La présence de ce fossile remet en question l’idée reçue selon laquelle les dinosaures n’étaient guère menacés par leurs contemporains mammifères au cours du Crétacé, période où les dinosaures dominaient. Ce fossile unique est désormais conservé dans les collections du Weihai Ziguang Shi Yan School Museum, dans la province chinoise de Shandong.

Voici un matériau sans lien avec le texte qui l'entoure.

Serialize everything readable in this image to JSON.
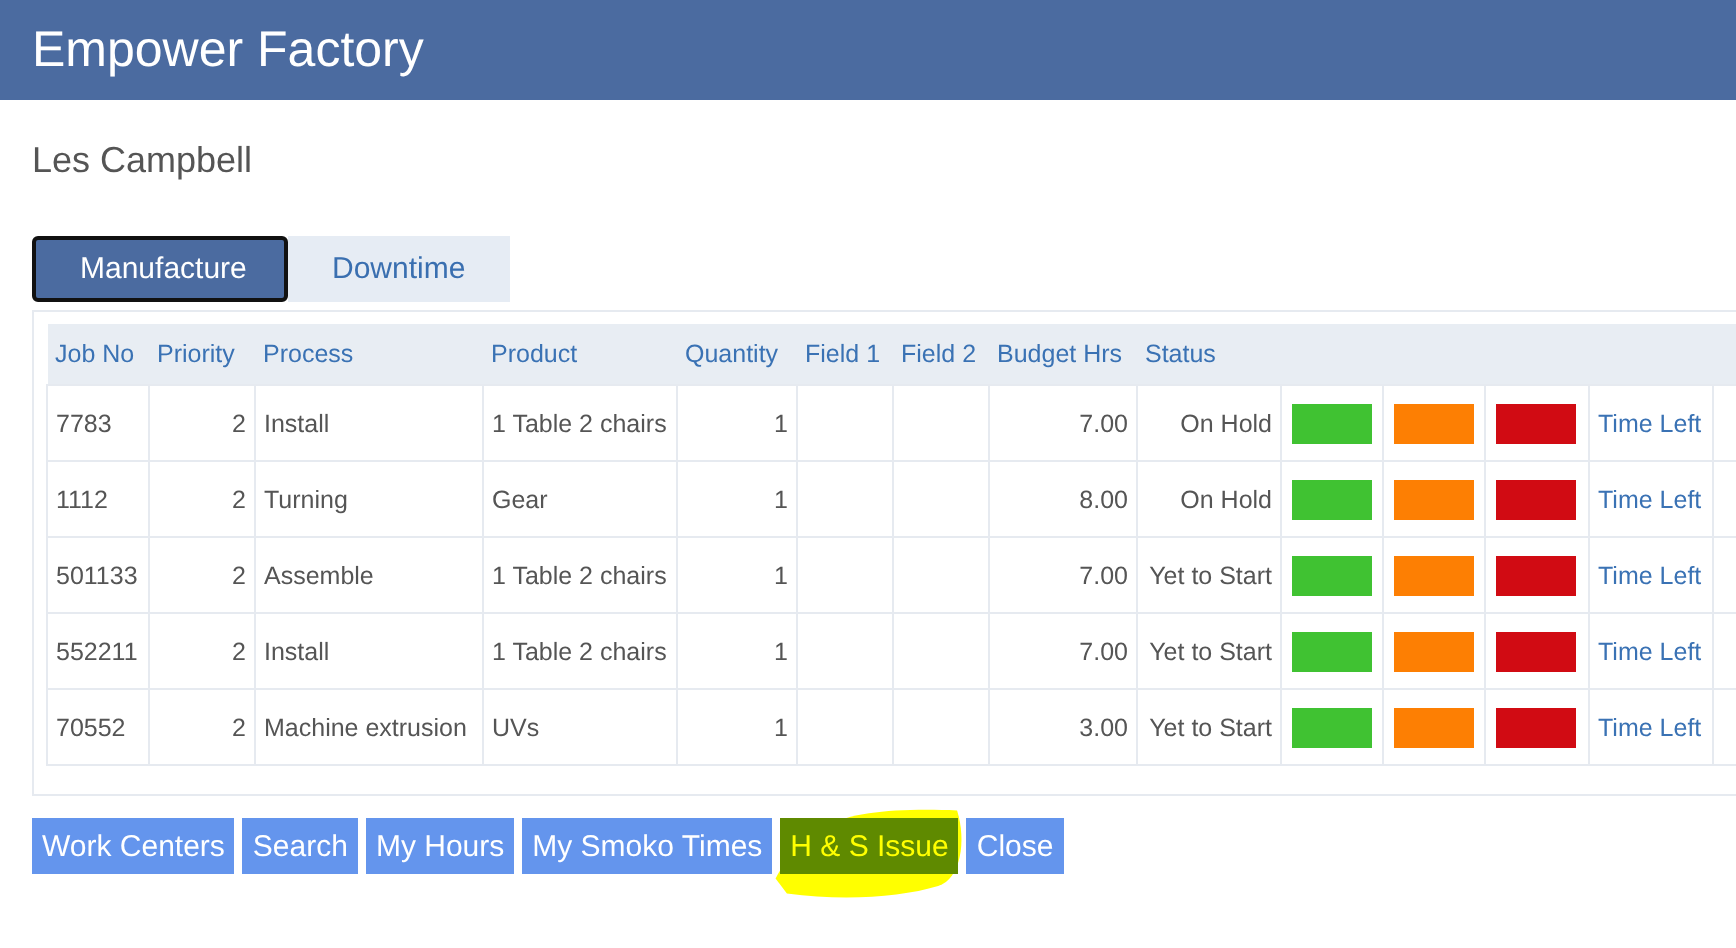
{
  "header": {
    "title": "Empower Factory"
  },
  "user": "Les Campbell",
  "tabs": [
    {
      "label": "Manufacture",
      "selected": true
    },
    {
      "label": "Downtime",
      "selected": false
    }
  ],
  "table": {
    "columns": [
      "Job No",
      "Priority",
      "Process",
      "Product",
      "Quantity",
      "Field 1",
      "Field 2",
      "Budget Hrs",
      "Status"
    ],
    "rows": [
      {
        "job_no": "7783",
        "priority": "2",
        "process": "Install",
        "product": "1 Table 2 chairs",
        "quantity": "1",
        "field_1": "",
        "field_2": "",
        "budget_hrs": "7.00",
        "status": "On Hold",
        "signals": [
          {
            "color": "#40c232"
          },
          {
            "color": "#fd7f03"
          },
          {
            "color": "#d10b13"
          }
        ],
        "link": "Time Left"
      },
      {
        "job_no": "1112",
        "priority": "2",
        "process": "Turning",
        "product": "Gear",
        "quantity": "1",
        "field_1": "",
        "field_2": "",
        "budget_hrs": "8.00",
        "status": "On Hold",
        "signals": [
          {
            "color": "#40c232"
          },
          {
            "color": "#fd7f03"
          },
          {
            "color": "#d10b13"
          }
        ],
        "link": "Time Left"
      },
      {
        "job_no": "501133",
        "priority": "2",
        "process": "Assemble",
        "product": "1 Table 2 chairs",
        "quantity": "1",
        "field_1": "",
        "field_2": "",
        "budget_hrs": "7.00",
        "status": "Yet to Start",
        "signals": [
          {
            "color": "#40c232"
          },
          {
            "color": "#fd7f03"
          },
          {
            "color": "#d10b13"
          }
        ],
        "link": "Time Left"
      },
      {
        "job_no": "552211",
        "priority": "2",
        "process": "Install",
        "product": "1 Table 2 chairs",
        "quantity": "1",
        "field_1": "",
        "field_2": "",
        "budget_hrs": "7.00",
        "status": "Yet to Start",
        "signals": [
          {
            "color": "#40c232"
          },
          {
            "color": "#fd7f03"
          },
          {
            "color": "#d10b13"
          }
        ],
        "link": "Time Left"
      },
      {
        "job_no": "70552",
        "priority": "2",
        "process": "Machine extrusion",
        "product": "UVs",
        "quantity": "1",
        "field_1": "",
        "field_2": "",
        "budget_hrs": "3.00",
        "status": "Yet to Start",
        "signals": [
          {
            "color": "#40c232"
          },
          {
            "color": "#fd7f03"
          },
          {
            "color": "#d10b13"
          }
        ],
        "link": "Time Left"
      }
    ]
  },
  "buttons": [
    {
      "label": "Work Centers",
      "highlighted": false
    },
    {
      "label": "Search",
      "highlighted": false
    },
    {
      "label": "My Hours",
      "highlighted": false
    },
    {
      "label": "My Smoko Times",
      "highlighted": false
    },
    {
      "label": "H & S Issue",
      "highlighted": true
    },
    {
      "label": "Close",
      "highlighted": false
    }
  ]
}
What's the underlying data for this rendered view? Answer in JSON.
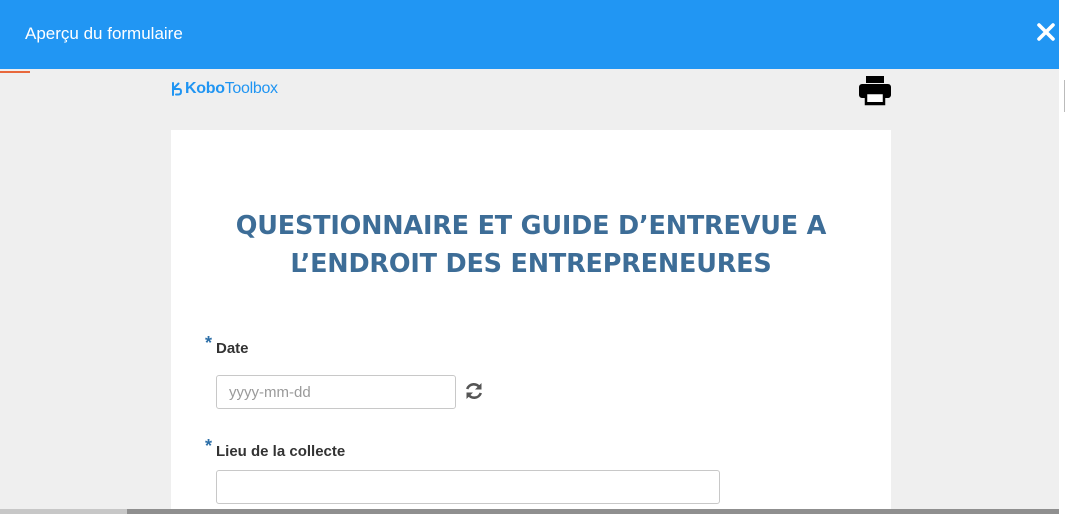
{
  "modal": {
    "title": "Aperçu du formulaire",
    "close_icon": "close-icon",
    "header_color": "#2196f3"
  },
  "logo": {
    "prefix": "Kobo",
    "suffix": "Toolbox",
    "color": "#2095f2"
  },
  "toolbar": {
    "print_icon": "printer-icon"
  },
  "form": {
    "title_line1": "QUESTIONNAIRE ET GUIDE D’ENTREVUE A",
    "title_line2": "L’ENDROIT DES ENTREPRENEURES",
    "title_color": "#3d6d97",
    "fields": [
      {
        "required_mark": "*",
        "label": "Date",
        "value": "",
        "placeholder": "yyyy-mm-dd",
        "action_icon": "refresh-icon"
      },
      {
        "required_mark": "*",
        "label": "Lieu de la collecte",
        "value": "",
        "placeholder": ""
      }
    ]
  }
}
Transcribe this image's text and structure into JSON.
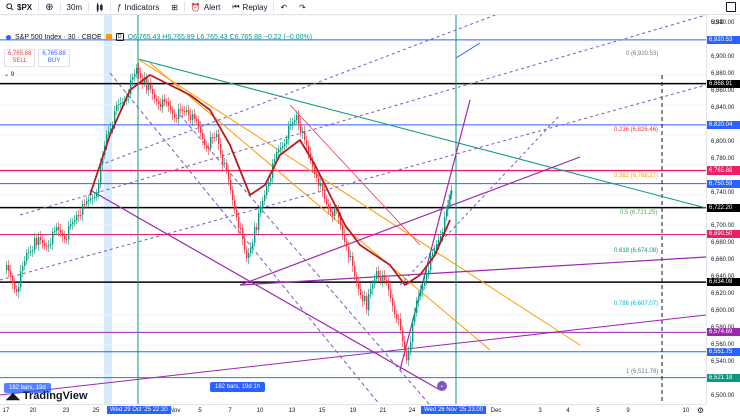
{
  "toolbar": {
    "symbol": "$PX",
    "interval": "30m",
    "indicators_label": "Indicators",
    "alert_label": "Alert",
    "replay_label": "Replay"
  },
  "legend": {
    "title": "S&P 500 Index · 30 · CBOE",
    "ohlc": "O6,765.43 H6,765.89 L6,765.43 C6,765.88 −0.22 (−0.00%)",
    "sell_price": "6,765.88",
    "sell_label": "SELL",
    "buy_price": "6,765.88",
    "buy_label": "BUY",
    "indicator_count": "9"
  },
  "price_axis": {
    "currency": "USD",
    "ticks": [
      "6,940.00",
      "6,900.00",
      "6,880.00",
      "6,860.00",
      "6,840.00",
      "6,800.00",
      "6,780.00",
      "6,740.00",
      "6,700.00",
      "6,680.00",
      "6,660.00",
      "6,640.00",
      "6,620.00",
      "6,600.00",
      "6,580.00",
      "6,560.00",
      "6,540.00",
      "6,500.00"
    ],
    "badges": [
      {
        "label": "6,920.53",
        "color": "#2962ff"
      },
      {
        "label": "6,868.91",
        "color": "#000000"
      },
      {
        "label": "6,820.04",
        "color": "#2962ff"
      },
      {
        "label": "6,766.29",
        "color": "#e91e63"
      },
      {
        "label": "6,765.88",
        "color": "#e91e63"
      },
      {
        "label": "6,750.59",
        "color": "#2962ff"
      },
      {
        "label": "6,722.20",
        "color": "#000000"
      },
      {
        "label": "6,690.50",
        "color": "#e91e63"
      },
      {
        "label": "6,634.08",
        "color": "#000000"
      },
      {
        "label": "6,574.69",
        "color": "#9c27b0"
      },
      {
        "label": "6,551.75",
        "color": "#2962ff"
      },
      {
        "label": "6,521.18",
        "color": "#089981"
      }
    ]
  },
  "fib_levels": [
    {
      "label": "0 (6,920.53)",
      "color": "#787b86"
    },
    {
      "label": "0.236 (6,826.46)",
      "color": "#f23645"
    },
    {
      "label": "0.382 (6,768.27)",
      "color": "#ff9800"
    },
    {
      "label": "0.5 (6,721.25)",
      "color": "#4caf50"
    },
    {
      "label": "0.618 (6,674.08)",
      "color": "#089981"
    },
    {
      "label": "0.786 (6,607.07)",
      "color": "#00bcd4"
    },
    {
      "label": "1 (6,521.78)",
      "color": "#787b86"
    }
  ],
  "time_axis": {
    "ticks": [
      "17",
      "20",
      "23",
      "25",
      "30",
      "Nov",
      "5",
      "7",
      "10",
      "13",
      "15",
      "19",
      "21",
      "24",
      "Dec",
      "3",
      "4",
      "5",
      "9",
      "10"
    ],
    "start_badge": "Wed 29 Oct '25  22:30",
    "end_badge": "Wed 26 Nov '25  23:00"
  },
  "range_label": "182 bars, 19d 1h",
  "left_range_label": "182 bars, 19d",
  "logo": "TradingView",
  "chart_data": {
    "type": "candlestick",
    "y_range": [
      6490,
      6950
    ],
    "title": "S&P 500 Index · 30 · CBOE"
  },
  "colors": {
    "up": "#089981",
    "down": "#f23645",
    "accent": "#2962ff"
  }
}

Fossile de dinosaure mordant un mammifère

Détail d’un fossile plus grand, montrant Repenomamus (mammifère) mordant les côtes de Psittacosaurus (dinosaure). Crédit photo : Gang Han

Détails de la découverte fossile

Le fossile montre un mammifère carnivore ressemblant à un blaireau, appelé Repenomamus robustus, en train d’attaquer un Psittacosaure, un dinosaure de la taille d’un gros chien. Les psittacosaures, qui vivaient en Asie au début du Crétacé, il y a environ 125 à 105 millions d’années, sont parmi les premiers dinosaures à cornes connus. Bien qu’il ne soit pas grand par rapport aux dinosaures, Repenomamus robustus était l’un des plus gros mammifères du Crétacé, une époque où les mammifères n’avaient pas encore atteint une position dominante à l’échelle mondiale.

Avant cette découverte, on savait que Repenomamus s’attaquait à des dinosaures, dont le Psittacosaurus, en raison de la présence d’ossements fossilisés de bébés dinosaures dans l’estomac du mammifère.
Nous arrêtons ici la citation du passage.